NetKet and JAX: How to Build a Transformer Model for Frustrated Spin Systems

Transformer architectures are beginning to find their place in computational quantum physics: a new practical guide demonstrates how to assemble a complete Neural Quantum States pipeline using NetKet and JAX for a complex problem — the frustrated J1-J2 Heisenberg spin chain. This is not abstract theory, but a reproducible framework where the model, sampler, optimization, and accuracy verification are brought together in a single research loop. The core idea of the guide is that the Transformer architecture is well-suited for describing many-body quantum states, where long-range correlations between particles are important.

Conventional numerical methods quickly run into the curse of dimensionality of the state space, especially if the system is frustrated, meaning competing interactions prevent it from reaching a simple ordered energy minimum. Under such conditions, Neural Quantum States allow the wave function to be represented as a parametrized neural network, which is then optimized through Variational Monte Carlo. NetKet serves as a ready-made environment for quantum computations, while JAX acts as the engine for high-precision accelerated optimization.

The guide first sets up the basic physical part of the problem. The author defines a one-dimensional chain of length L with periodic boundary conditions, where nearest neighbors interact with coefficient J1, and their next-nearest neighbors with J2. This combination is what creates the frustration that makes the problem interesting and non-trivial.

To describe the system, a graph in NetKet is used, a Hilbert space of spin-1/2 particles with fixed total projection, and a Hamiltonian operator assembled through GraphOperator. In parallel, 64-bit precision is enabled in JAX, which is essential for stable calculations in this class of problems. Then machine learning in its pure form begins.

The wave function is defined by a custom TransformerLogPsi model on Flax: spin configurations are encoded as tokens, receive embeddings and positional representations, then pass through several blocks of self-attention and feed-forward layers. The example uses a hidden dimension of 96, four attention heads, and six Transformer layers. The model returns the complex logarithm of the wave function amplitude — this is critical because a quantum state cannot be adequately described by a real scalar alone.

After aggregating information across the entire chain through averaging, the network obtains a global representation of the configuration and can express more complex correlations than local ansatze. A particular value of the guide is that it does not stop at model definition. For training, the author assembles a complete VMC loop: a MetropolisExchange sampler, variational state MCState, Adam optimizer, and Stochastic Reconfiguration as an analog of natural gradient descent for quantum states.

The example configuration uses 4096 samples, rejection of initial states in chains, and roughly 250 optimization iterations. Such a stack is necessary not only to achieve low energy, but also to control convergence. The code saves trajectories of mean energy and variance, so one can see how stably the model moves toward a good solution.

After training, the pipeline is used as a research tool.

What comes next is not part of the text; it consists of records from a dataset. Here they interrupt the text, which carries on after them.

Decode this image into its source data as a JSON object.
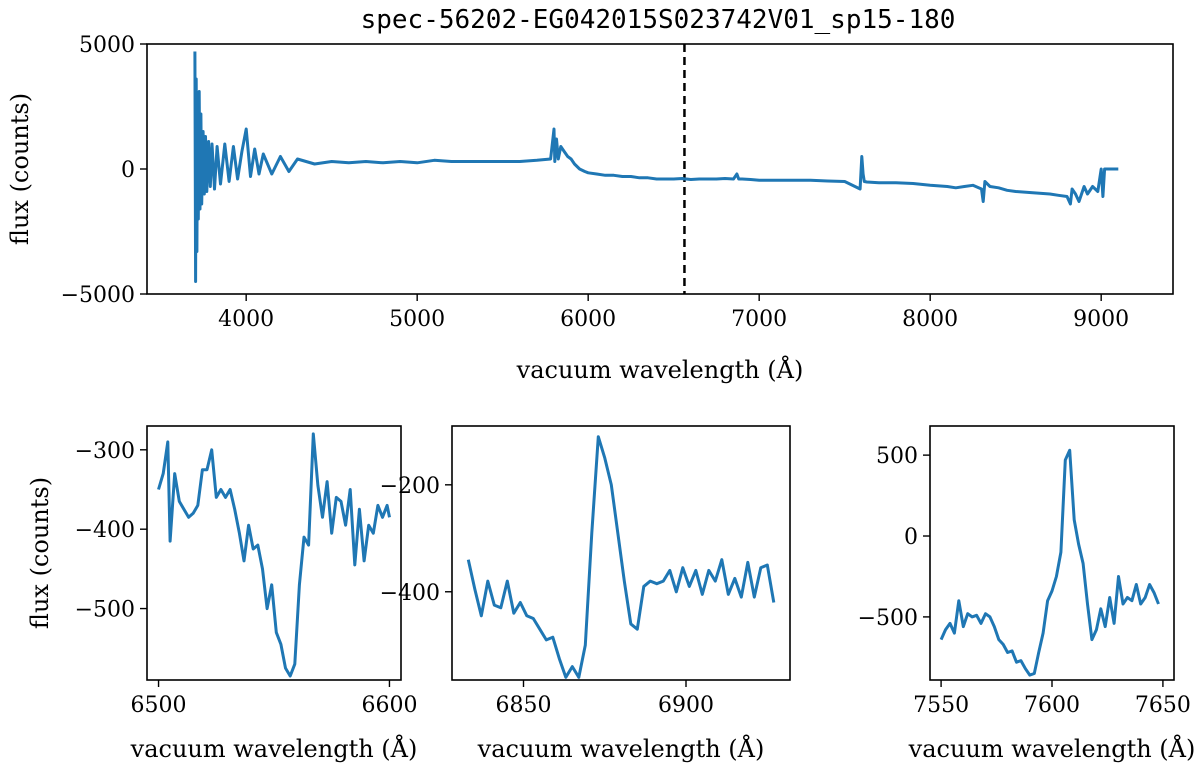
{
  "chart_data": [
    {
      "type": "line",
      "title": "spec-56202-EG042015S023742V01_sp15-180",
      "xlabel": "vacuum wavelength (Å)",
      "ylabel": "flux (counts)",
      "xlim": [
        3420,
        9420
      ],
      "ylim": [
        -5000,
        5000
      ],
      "xticks": [
        4000,
        5000,
        6000,
        7000,
        8000,
        9000
      ],
      "yticks": [
        -5000,
        0,
        5000
      ],
      "ytick_labels": [
        "−5000",
        "0",
        "5000"
      ],
      "color": "#1f77b4",
      "vline": {
        "x": 6563,
        "style": "dashed",
        "color": "#000000"
      },
      "series": [
        {
          "x": [
            3700,
            3704,
            3708,
            3712,
            3716,
            3720,
            3725,
            3730,
            3735,
            3740,
            3748,
            3755,
            3762,
            3770,
            3780,
            3790,
            3800,
            3815,
            3830,
            3850,
            3875,
            3900,
            3925,
            3950,
            3975,
            4000,
            4025,
            4050,
            4075,
            4100,
            4150,
            4200,
            4250,
            4300,
            4400,
            4500,
            4600,
            4700,
            4800,
            4900,
            5000,
            5100,
            5200,
            5300,
            5400,
            5500,
            5600,
            5700,
            5780,
            5800,
            5805,
            5815,
            5825,
            5840,
            5860,
            5880,
            5900,
            5920,
            5950,
            5980,
            6000,
            6050,
            6100,
            6150,
            6200,
            6250,
            6300,
            6350,
            6400,
            6450,
            6500,
            6550,
            6563,
            6575,
            6600,
            6650,
            6700,
            6750,
            6800,
            6850,
            6870,
            6880,
            6900,
            6950,
            7000,
            7100,
            7200,
            7300,
            7400,
            7500,
            7590,
            7600,
            7608,
            7615,
            7630,
            7700,
            7800,
            7900,
            8000,
            8100,
            8150,
            8200,
            8250,
            8300,
            8310,
            8320,
            8350,
            8400,
            8450,
            8500,
            8600,
            8700,
            8750,
            8800,
            8820,
            8830,
            8850,
            8870,
            8900,
            8920,
            8950,
            8980,
            9000,
            9010,
            9020,
            9050,
            9100
          ],
          "y": [
            4700,
            -4500,
            3600,
            -3300,
            2800,
            -2000,
            3100,
            -1600,
            2200,
            -1400,
            1500,
            -1000,
            1300,
            -900,
            1100,
            -700,
            1000,
            -800,
            900,
            -600,
            1000,
            -500,
            900,
            -400,
            700,
            1600,
            -300,
            800,
            -200,
            600,
            -200,
            500,
            -100,
            400,
            200,
            300,
            250,
            300,
            250,
            300,
            250,
            350,
            300,
            300,
            300,
            300,
            300,
            350,
            400,
            1600,
            300,
            1200,
            400,
            900,
            700,
            500,
            400,
            200,
            0,
            -100,
            -150,
            -200,
            -250,
            -250,
            -300,
            -300,
            -350,
            -350,
            -400,
            -400,
            -400,
            -380,
            -400,
            -400,
            -420,
            -400,
            -400,
            -400,
            -380,
            -400,
            -200,
            -400,
            -400,
            -420,
            -450,
            -450,
            -450,
            -450,
            -480,
            -500,
            -800,
            500,
            -200,
            -500,
            -520,
            -550,
            -550,
            -580,
            -650,
            -700,
            -750,
            -700,
            -650,
            -800,
            -1300,
            -500,
            -700,
            -750,
            -850,
            -900,
            -950,
            -1000,
            -1050,
            -1100,
            -1400,
            -800,
            -1000,
            -1300,
            -700,
            -1000,
            -700,
            -900,
            0,
            -1100,
            0,
            0,
            0
          ]
        }
      ]
    },
    {
      "type": "line",
      "title": "",
      "xlabel": "vacuum wavelength (Å)",
      "ylabel": "flux (counts)",
      "xlim": [
        6495,
        6605
      ],
      "ylim": [
        -590,
        -270
      ],
      "xticks": [
        6500,
        6600
      ],
      "yticks": [
        -500,
        -400,
        -300
      ],
      "ytick_labels": [
        "−500",
        "−400",
        "−300"
      ],
      "color": "#1f77b4",
      "series": [
        {
          "x": [
            6500,
            6502,
            6504,
            6505,
            6507,
            6509,
            6511,
            6513,
            6515,
            6517,
            6519,
            6521,
            6523,
            6525,
            6527,
            6529,
            6531,
            6533,
            6535,
            6537,
            6539,
            6541,
            6543,
            6545,
            6547,
            6549,
            6551,
            6553,
            6555,
            6557,
            6559,
            6561,
            6563,
            6565,
            6567,
            6569,
            6571,
            6573,
            6575,
            6577,
            6579,
            6581,
            6583,
            6585,
            6587,
            6589,
            6591,
            6593,
            6595,
            6597,
            6599,
            6600
          ],
          "y": [
            -350,
            -330,
            -290,
            -415,
            -330,
            -365,
            -375,
            -385,
            -380,
            -370,
            -325,
            -325,
            -300,
            -360,
            -350,
            -360,
            -350,
            -375,
            -405,
            -440,
            -395,
            -425,
            -420,
            -450,
            -500,
            -470,
            -530,
            -545,
            -575,
            -585,
            -570,
            -470,
            -410,
            -420,
            -280,
            -345,
            -385,
            -340,
            -405,
            -360,
            -365,
            -395,
            -350,
            -445,
            -375,
            -440,
            -395,
            -405,
            -370,
            -385,
            -370,
            -385
          ]
        }
      ]
    },
    {
      "type": "line",
      "title": "",
      "xlabel": "vacuum wavelength (Å)",
      "ylabel": "",
      "xlim": [
        6828,
        6932
      ],
      "ylim": [
        -565,
        -90
      ],
      "xticks": [
        6850,
        6900
      ],
      "yticks": [
        -400,
        -200
      ],
      "ytick_labels": [
        "−400",
        "−200"
      ],
      "color": "#1f77b4",
      "series": [
        {
          "x": [
            6833,
            6835,
            6837,
            6839,
            6841,
            6843,
            6845,
            6847,
            6849,
            6851,
            6853,
            6855,
            6857,
            6859,
            6861,
            6863,
            6865,
            6867,
            6869,
            6871,
            6873,
            6875,
            6877,
            6879,
            6881,
            6883,
            6885,
            6887,
            6889,
            6891,
            6893,
            6895,
            6897,
            6899,
            6901,
            6903,
            6905,
            6907,
            6909,
            6911,
            6913,
            6915,
            6917,
            6919,
            6921,
            6923,
            6925,
            6927
          ],
          "y": [
            -340,
            -395,
            -445,
            -380,
            -425,
            -430,
            -380,
            -440,
            -420,
            -445,
            -450,
            -470,
            -490,
            -485,
            -525,
            -560,
            -540,
            -560,
            -500,
            -290,
            -110,
            -150,
            -200,
            -290,
            -380,
            -460,
            -470,
            -390,
            -380,
            -385,
            -380,
            -360,
            -400,
            -355,
            -390,
            -360,
            -405,
            -360,
            -380,
            -340,
            -405,
            -375,
            -410,
            -345,
            -410,
            -355,
            -350,
            -420
          ]
        }
      ]
    },
    {
      "type": "line",
      "title": "",
      "xlabel": "vacuum wavelength (Å)",
      "ylabel": "",
      "xlim": [
        7545,
        7655
      ],
      "ylim": [
        -890,
        680
      ],
      "xticks": [
        7550,
        7600,
        7650
      ],
      "yticks": [
        -500,
        0,
        500
      ],
      "ytick_labels": [
        "−500",
        "0",
        "500"
      ],
      "color": "#1f77b4",
      "series": [
        {
          "x": [
            7550,
            7552,
            7554,
            7556,
            7558,
            7560,
            7562,
            7564,
            7566,
            7568,
            7570,
            7572,
            7574,
            7576,
            7578,
            7580,
            7582,
            7584,
            7586,
            7588,
            7590,
            7592,
            7594,
            7596,
            7598,
            7600,
            7602,
            7604,
            7606,
            7608,
            7610,
            7612,
            7614,
            7616,
            7618,
            7620,
            7622,
            7624,
            7626,
            7628,
            7630,
            7632,
            7634,
            7636,
            7638,
            7640,
            7642,
            7644,
            7646,
            7648
          ],
          "y": [
            -640,
            -580,
            -540,
            -600,
            -400,
            -560,
            -480,
            -500,
            -490,
            -540,
            -480,
            -500,
            -560,
            -640,
            -670,
            -720,
            -710,
            -780,
            -770,
            -820,
            -860,
            -850,
            -720,
            -600,
            -400,
            -340,
            -250,
            -100,
            470,
            530,
            100,
            -50,
            -170,
            -420,
            -640,
            -580,
            -450,
            -560,
            -380,
            -540,
            -250,
            -420,
            -380,
            -400,
            -300,
            -420,
            -380,
            -300,
            -350,
            -420
          ]
        }
      ]
    }
  ]
}
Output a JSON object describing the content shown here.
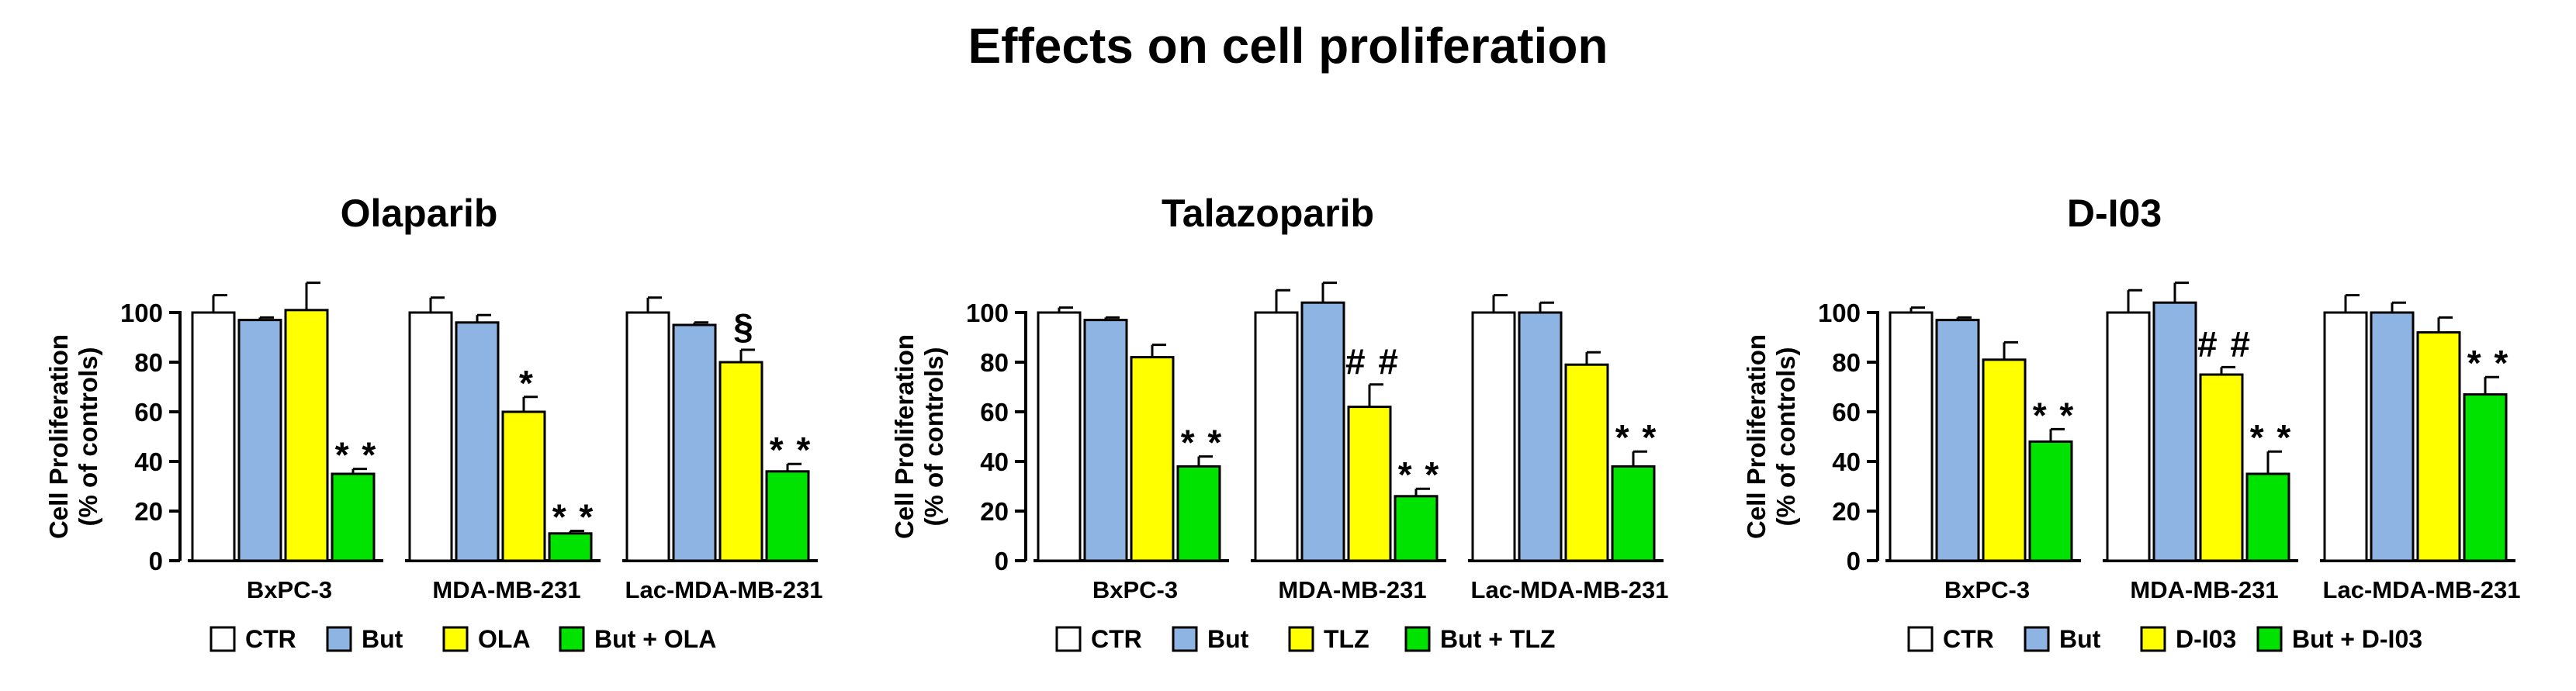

The author runs calculations for several values of J2 in the range from 0 to 0.7 for a chain of length 24 nodes, records the final energies, and estimates the peak of the structure factor.

This allows not just to tune neural network parameters, but to observe how the physical behavior of the system changes as frustration increases and where transitions between different phases of magnetic order might appear. For additional quality verification, the model is compared against exact diagonalization on a smaller system of size 14 nodes using the Lanczos method. Energy comparison provides a clear numerical benchmark: how close the variational Transformer is to the exact solution where exact calculation is still feasible.

The practical significance of the material is that it bridges the gap between two worlds — modern deep learning architectures and real computational physics problems. For ML engineers, it is a good example of how a Transformer can be used outside of text, images, and standard tabular data. For physicists, it is an understandable template for transitioning from the abstract idea of Neural Quantum States to a reproducible experiment with concrete metrics, benchmarks, and observable quantities.

And for those working at the intersection of these fields, the guide provides a foundation that can be extended further: moving to larger lattices, adding symmetries, studying entanglement, or building more complex time simulations. What this means: the Transformer approach is gradually becoming a working tool not only for classical AI tasks, but also for modeling quantum systems, where the cost of error is high and exact methods quickly run out. If NetKet and JAX are already in your working stack, this material provides a practically ready starting point for research-level experiments.